Beyond Regret in Rural Ireland

‘Better be careful wearing something like that, people might think your some sort of queer,’ the bar tender seemed to shudder on the final word. Strange how people seem to think domestic matters are of public importance.

‘I’ve no interest in sex with men, or women for that matter,’ I respond as he hands me my change.

‘Best be on your way after that one with talk like that,’ he says as he turns towards a bleeding-hearted deity and blesses himself. ‘Fucking white suit,’ he mutters as he finds a stool and his eyes return to the TV.

My target’s stench assaults me first. Why do these animals start to rot unless they constantly cleanse themselves?

I glance over my left shoulder and there he sits, a neat stack of coins stands as indication that he intends to continue drinking. An unholy marriage of black and white curdles in front of him. He toys with a paddy-cap between grimy fingers, yellowed at the tips, as glassy corpse-blue eyes stare into the abyss.

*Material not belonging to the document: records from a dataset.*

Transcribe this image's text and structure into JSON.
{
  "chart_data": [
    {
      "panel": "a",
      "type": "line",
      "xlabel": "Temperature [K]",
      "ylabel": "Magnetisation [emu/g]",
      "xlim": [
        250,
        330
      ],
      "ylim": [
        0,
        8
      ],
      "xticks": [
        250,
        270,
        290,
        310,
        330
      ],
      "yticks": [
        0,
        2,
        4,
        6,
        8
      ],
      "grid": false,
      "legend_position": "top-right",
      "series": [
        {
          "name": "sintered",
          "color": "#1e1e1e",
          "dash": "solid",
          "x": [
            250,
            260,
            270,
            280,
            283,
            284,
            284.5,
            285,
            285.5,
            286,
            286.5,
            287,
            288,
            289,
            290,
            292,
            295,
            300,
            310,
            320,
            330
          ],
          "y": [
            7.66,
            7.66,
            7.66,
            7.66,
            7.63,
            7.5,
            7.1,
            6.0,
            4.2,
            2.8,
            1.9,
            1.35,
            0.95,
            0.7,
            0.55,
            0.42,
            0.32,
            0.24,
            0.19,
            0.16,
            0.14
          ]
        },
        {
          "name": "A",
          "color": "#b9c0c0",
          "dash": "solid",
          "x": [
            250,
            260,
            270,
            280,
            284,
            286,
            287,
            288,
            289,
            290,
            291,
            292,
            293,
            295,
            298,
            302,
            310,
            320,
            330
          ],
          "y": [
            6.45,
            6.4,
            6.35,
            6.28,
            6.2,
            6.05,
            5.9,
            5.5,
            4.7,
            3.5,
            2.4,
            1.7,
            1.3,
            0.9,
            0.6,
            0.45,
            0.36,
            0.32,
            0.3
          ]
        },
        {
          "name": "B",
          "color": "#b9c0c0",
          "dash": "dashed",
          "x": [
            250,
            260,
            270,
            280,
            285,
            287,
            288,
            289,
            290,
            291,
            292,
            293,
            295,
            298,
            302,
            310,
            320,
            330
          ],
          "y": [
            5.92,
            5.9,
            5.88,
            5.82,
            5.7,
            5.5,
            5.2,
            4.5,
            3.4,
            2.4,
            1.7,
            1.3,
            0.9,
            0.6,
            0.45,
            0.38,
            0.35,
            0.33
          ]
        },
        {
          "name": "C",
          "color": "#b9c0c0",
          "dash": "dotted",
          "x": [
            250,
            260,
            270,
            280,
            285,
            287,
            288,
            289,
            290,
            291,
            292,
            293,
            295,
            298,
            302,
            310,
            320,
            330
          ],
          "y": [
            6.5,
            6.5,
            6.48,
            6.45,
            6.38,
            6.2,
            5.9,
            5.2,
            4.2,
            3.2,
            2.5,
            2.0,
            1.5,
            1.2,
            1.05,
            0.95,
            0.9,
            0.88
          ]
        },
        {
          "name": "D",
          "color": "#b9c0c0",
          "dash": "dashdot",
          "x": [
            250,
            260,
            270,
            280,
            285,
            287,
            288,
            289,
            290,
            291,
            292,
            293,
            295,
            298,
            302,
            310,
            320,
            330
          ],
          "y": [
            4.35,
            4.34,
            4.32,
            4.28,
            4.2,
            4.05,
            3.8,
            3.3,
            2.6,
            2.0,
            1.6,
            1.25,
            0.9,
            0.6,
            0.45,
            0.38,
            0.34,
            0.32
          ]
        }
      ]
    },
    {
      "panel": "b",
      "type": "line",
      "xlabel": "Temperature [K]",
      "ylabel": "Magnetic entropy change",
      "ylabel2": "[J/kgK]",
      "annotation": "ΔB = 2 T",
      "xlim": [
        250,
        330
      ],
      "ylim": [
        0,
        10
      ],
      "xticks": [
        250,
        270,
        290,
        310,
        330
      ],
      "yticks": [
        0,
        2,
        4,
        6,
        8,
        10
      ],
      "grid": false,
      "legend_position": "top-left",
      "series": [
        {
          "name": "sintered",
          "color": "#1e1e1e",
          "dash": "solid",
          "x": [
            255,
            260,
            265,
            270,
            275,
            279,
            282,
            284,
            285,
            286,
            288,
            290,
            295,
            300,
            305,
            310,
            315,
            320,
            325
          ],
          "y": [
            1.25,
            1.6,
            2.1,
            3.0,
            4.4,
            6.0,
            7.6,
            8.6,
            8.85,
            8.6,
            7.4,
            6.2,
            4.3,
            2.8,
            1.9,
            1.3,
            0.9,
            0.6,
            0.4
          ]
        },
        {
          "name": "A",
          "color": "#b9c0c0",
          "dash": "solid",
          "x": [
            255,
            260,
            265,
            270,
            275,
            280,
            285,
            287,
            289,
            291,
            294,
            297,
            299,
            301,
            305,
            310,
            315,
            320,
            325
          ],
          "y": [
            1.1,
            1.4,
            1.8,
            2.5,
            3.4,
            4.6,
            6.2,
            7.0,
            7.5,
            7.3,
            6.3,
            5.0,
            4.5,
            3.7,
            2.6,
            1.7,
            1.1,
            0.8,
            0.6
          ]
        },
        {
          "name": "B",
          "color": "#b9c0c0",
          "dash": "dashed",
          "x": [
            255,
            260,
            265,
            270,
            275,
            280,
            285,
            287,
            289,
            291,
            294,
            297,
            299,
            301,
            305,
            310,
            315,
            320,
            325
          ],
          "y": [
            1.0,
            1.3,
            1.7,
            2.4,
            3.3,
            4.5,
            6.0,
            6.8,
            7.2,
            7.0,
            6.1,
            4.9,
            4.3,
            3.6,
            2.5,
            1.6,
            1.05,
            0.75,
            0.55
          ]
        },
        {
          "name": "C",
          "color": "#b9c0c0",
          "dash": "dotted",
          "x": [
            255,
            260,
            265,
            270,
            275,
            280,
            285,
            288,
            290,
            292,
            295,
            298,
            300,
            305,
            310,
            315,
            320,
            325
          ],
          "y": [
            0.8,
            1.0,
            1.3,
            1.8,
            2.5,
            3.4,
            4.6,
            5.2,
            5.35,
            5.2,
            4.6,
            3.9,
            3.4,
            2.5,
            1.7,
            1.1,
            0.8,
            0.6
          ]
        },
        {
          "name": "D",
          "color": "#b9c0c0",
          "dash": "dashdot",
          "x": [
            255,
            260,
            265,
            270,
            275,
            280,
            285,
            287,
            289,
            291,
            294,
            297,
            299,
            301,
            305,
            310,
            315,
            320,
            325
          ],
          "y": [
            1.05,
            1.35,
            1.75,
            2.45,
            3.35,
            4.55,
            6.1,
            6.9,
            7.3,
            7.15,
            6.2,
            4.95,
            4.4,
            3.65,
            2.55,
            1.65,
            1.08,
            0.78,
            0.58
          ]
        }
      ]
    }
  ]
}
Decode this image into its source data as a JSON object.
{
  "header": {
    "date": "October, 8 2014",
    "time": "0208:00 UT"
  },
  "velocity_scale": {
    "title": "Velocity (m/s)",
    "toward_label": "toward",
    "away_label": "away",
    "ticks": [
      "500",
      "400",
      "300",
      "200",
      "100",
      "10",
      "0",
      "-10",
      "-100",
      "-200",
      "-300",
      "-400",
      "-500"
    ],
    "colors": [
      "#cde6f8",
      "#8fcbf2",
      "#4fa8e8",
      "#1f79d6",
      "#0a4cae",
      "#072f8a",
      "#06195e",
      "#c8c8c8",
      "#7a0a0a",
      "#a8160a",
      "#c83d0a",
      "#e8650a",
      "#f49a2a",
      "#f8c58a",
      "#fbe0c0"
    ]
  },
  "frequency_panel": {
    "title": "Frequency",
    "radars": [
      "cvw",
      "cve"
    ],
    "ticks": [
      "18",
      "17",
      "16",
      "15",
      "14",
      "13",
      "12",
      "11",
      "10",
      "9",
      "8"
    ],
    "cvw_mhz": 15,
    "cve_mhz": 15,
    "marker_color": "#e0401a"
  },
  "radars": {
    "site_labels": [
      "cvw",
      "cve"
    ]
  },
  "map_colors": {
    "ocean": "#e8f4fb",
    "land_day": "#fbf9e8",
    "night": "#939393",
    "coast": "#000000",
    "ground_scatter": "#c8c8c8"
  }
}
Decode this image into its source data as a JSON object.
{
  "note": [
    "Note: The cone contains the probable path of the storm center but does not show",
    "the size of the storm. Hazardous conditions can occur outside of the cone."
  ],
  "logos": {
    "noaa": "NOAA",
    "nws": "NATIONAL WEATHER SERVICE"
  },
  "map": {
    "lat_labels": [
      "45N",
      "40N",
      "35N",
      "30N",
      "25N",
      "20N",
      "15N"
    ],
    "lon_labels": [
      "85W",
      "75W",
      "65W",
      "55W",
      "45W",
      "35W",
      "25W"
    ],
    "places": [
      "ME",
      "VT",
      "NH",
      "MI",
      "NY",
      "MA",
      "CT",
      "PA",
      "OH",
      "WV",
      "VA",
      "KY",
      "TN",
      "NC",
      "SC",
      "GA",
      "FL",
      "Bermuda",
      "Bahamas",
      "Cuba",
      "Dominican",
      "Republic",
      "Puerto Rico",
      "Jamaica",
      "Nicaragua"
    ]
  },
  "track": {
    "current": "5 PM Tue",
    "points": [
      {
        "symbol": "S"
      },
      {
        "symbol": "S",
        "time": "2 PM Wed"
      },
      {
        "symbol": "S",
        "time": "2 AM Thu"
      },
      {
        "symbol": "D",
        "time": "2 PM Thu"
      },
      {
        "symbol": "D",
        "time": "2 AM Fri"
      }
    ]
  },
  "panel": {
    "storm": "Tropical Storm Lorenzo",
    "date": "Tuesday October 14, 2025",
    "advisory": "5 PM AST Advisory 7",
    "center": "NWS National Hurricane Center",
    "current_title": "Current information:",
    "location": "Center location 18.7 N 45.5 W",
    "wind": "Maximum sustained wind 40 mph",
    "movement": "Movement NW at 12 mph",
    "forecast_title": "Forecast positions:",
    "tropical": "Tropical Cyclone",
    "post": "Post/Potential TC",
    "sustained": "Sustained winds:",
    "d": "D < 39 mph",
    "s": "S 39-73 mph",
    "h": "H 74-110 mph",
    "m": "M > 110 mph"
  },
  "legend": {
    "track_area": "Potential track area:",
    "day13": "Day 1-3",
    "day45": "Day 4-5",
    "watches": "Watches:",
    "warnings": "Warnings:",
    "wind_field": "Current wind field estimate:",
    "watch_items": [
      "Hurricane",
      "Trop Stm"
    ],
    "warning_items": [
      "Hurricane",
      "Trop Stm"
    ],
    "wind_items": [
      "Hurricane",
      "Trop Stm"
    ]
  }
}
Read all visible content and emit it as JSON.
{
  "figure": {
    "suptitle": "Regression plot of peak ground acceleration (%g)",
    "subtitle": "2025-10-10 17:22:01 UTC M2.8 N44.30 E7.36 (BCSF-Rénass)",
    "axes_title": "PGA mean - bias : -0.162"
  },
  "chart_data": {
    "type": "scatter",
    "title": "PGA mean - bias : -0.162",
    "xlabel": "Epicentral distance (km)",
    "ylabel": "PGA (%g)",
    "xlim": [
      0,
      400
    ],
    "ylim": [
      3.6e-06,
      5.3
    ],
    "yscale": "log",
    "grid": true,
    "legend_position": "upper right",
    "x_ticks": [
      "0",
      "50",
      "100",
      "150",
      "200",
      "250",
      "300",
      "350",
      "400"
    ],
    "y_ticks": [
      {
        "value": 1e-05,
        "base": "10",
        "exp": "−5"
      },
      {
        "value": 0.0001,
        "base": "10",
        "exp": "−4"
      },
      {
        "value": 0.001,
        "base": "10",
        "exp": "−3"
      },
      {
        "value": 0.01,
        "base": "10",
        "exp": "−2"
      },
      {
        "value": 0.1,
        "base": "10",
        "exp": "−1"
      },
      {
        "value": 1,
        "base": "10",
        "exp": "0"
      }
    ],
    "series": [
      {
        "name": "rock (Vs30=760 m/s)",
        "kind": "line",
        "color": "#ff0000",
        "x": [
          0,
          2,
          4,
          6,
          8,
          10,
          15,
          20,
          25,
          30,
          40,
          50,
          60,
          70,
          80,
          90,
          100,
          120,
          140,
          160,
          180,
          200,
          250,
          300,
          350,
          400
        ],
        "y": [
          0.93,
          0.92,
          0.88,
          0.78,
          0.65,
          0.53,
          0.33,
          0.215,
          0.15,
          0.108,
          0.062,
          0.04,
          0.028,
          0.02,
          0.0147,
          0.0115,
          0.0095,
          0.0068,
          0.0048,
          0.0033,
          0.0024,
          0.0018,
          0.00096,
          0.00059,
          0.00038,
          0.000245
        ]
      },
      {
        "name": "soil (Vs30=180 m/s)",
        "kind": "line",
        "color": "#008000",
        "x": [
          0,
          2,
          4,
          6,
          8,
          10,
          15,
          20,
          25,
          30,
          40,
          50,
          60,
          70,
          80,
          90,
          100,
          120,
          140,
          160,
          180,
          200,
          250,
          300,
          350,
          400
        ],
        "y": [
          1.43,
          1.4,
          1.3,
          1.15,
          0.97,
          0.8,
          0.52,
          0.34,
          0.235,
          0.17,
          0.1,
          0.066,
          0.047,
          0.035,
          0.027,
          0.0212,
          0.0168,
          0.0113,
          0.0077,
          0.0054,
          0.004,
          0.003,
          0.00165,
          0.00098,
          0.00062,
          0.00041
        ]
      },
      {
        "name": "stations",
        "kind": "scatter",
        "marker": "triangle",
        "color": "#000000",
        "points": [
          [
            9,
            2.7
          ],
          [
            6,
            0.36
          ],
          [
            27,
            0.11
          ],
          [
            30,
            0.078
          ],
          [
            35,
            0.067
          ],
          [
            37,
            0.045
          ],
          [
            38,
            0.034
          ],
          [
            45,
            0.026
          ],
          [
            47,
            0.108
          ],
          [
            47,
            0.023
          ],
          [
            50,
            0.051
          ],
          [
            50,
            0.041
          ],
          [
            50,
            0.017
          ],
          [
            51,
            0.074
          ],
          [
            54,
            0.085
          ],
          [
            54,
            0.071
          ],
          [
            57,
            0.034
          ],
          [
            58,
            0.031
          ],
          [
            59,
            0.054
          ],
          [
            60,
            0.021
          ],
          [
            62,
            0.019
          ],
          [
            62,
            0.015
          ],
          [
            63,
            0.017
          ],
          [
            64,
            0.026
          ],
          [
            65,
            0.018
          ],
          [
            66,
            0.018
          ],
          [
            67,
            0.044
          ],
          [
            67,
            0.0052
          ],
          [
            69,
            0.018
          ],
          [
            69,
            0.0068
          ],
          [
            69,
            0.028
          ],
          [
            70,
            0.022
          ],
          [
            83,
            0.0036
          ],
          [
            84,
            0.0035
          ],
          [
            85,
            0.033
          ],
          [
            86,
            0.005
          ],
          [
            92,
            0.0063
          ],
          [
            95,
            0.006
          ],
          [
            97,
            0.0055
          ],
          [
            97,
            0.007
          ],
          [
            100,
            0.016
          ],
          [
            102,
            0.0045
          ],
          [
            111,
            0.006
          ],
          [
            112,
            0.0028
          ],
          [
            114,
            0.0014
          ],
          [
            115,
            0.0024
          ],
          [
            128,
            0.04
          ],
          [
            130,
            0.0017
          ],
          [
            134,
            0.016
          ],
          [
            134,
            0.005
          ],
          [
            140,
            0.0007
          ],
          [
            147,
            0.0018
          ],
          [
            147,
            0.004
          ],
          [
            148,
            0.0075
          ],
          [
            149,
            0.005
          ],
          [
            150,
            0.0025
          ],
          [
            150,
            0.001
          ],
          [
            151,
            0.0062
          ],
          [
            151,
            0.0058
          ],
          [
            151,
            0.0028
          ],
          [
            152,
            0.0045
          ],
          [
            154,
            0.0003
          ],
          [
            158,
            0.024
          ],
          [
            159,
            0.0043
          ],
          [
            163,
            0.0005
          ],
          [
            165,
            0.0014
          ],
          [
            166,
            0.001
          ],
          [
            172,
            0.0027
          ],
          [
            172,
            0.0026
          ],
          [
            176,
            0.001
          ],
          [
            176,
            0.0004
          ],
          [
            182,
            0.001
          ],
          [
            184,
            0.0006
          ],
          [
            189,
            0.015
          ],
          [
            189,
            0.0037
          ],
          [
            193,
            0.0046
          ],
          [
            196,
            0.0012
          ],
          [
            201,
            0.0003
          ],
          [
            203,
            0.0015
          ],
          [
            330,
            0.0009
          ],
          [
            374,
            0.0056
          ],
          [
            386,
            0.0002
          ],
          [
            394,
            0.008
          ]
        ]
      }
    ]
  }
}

‘Are you happy?’ I ask and a phlegmy laugh creeps up from the depths of a beer belly and crawls through yellowed teeth.

‘Happiness is for children and fools,’ he says as he finishes the brownish mess in his glass and motions for another.

‘Is that the last time you were happy?’ I ask. He continues staring ahead so I add, ‘when you were young?’ His eyes shift towards the TV and a flicker of life seems to kindle.

It’s a football match. The modern war substitute popularised to give a sense of triumph and ego stroking without all that messy blood and treaties to clean up.

‘You could have went professional if your father hadn’t passed,’ I say, as I brace myself for his fist.

‘Anyone could have been anything had the circumstances been different,’ he simply says as he grabs a packet of Major cigarettes and matches.

He’s half way towards the back door before I make a move to follow. It looks like subtlety won’t do here. I stand and walk after him.

‘But you actually could have been,’ I begin as I watch him suckle that Freudian nipple and watch the snow lay a soft blanket on the ground for people to soil.

‘That scout would have taken you to England with him. He wasn’t trying to use you. Your mother wouldn’t have resented you for selling the farm. If you had told her about the scout, that is.’

He moves towards the door to return to his stupor at the bar.

‘But she did resent you for staying. For not making something of yourself!’

‘That was a nice trip down memory lane,’ he says as he turns towards me.

He eyes up my suit. ‘You some sort of angel here to help me?’ he scoffs.

‘Is that a yes then?’ I ask hoping I can send him back and end this.

‘I’d be richer probably. Have more shite around me. Don’t mean I’d be happy though.’ He turns and walks back into the pub, I shudder and follow him in.

‘What about Peg?’ I ask ready to end this puerile game. ‘You know she loved you. She would have waited if you’d let her.’

‘And we’d have a couple of little brats running around to break her heart and me to drink away her soul.’

‘I could take away the need to drink?’ I whisper as I see the bartender eye me with suspicion. Our conversation makes him naturally suspicious but my target acts like miracles were as commonplace as suffering.

‘Sure I’d have to live with my demons and mistakes then. Why would I want that?’ he says as he gulps his medicine.

‘But that’s my point. You don’t need to. I can give you whatever it is you want.’ I can’t help raising my voice slightly. He acts like a solution to his squalor walks into his tomb everyday.

‘You know what the problem with you people is,’ he begins.

‘I’m not a person,’ I retort.

‘Not everyone needs to be saved God-genie.’

He’s halfway towards the door before I realise he’s gotten up again. I decide that a sharp shock is the only way to get through.

‘Nice trick,’ he says as I stand before him in the snow. ‘Must really save time in walking.’

‘I can’t give you this ability.’ I say through clenched teeth. I wish I could. It might end this courting.

‘I never asked for it.’ he says as if I’d offered him another burden to wear on his hunched shoulders.

‘You never asked for anything!’ I shout as the snow hardens to hailstone and beats the ground.

‘Well what does that tell you then?’ he shrugs.

‘You all want something!’

‘Only to be left alone,’ he mutters as he blows a cloud of smoke in my face.


He’s gone. It’s all dissolved and I’m back here without my mission completed.

‘You can’t save them all,’ her voice echoes through the vast bleached vacuum.

‘Well what about me?’ I plead.

‘You just have to wait until one allows you to save them. It’s only then that your mission is completed.’ The disembodied voice sooths.

And I’m alone again floating in this void of failure waiting until a single fragment of humanity can evolve past this pathetic pride impediment.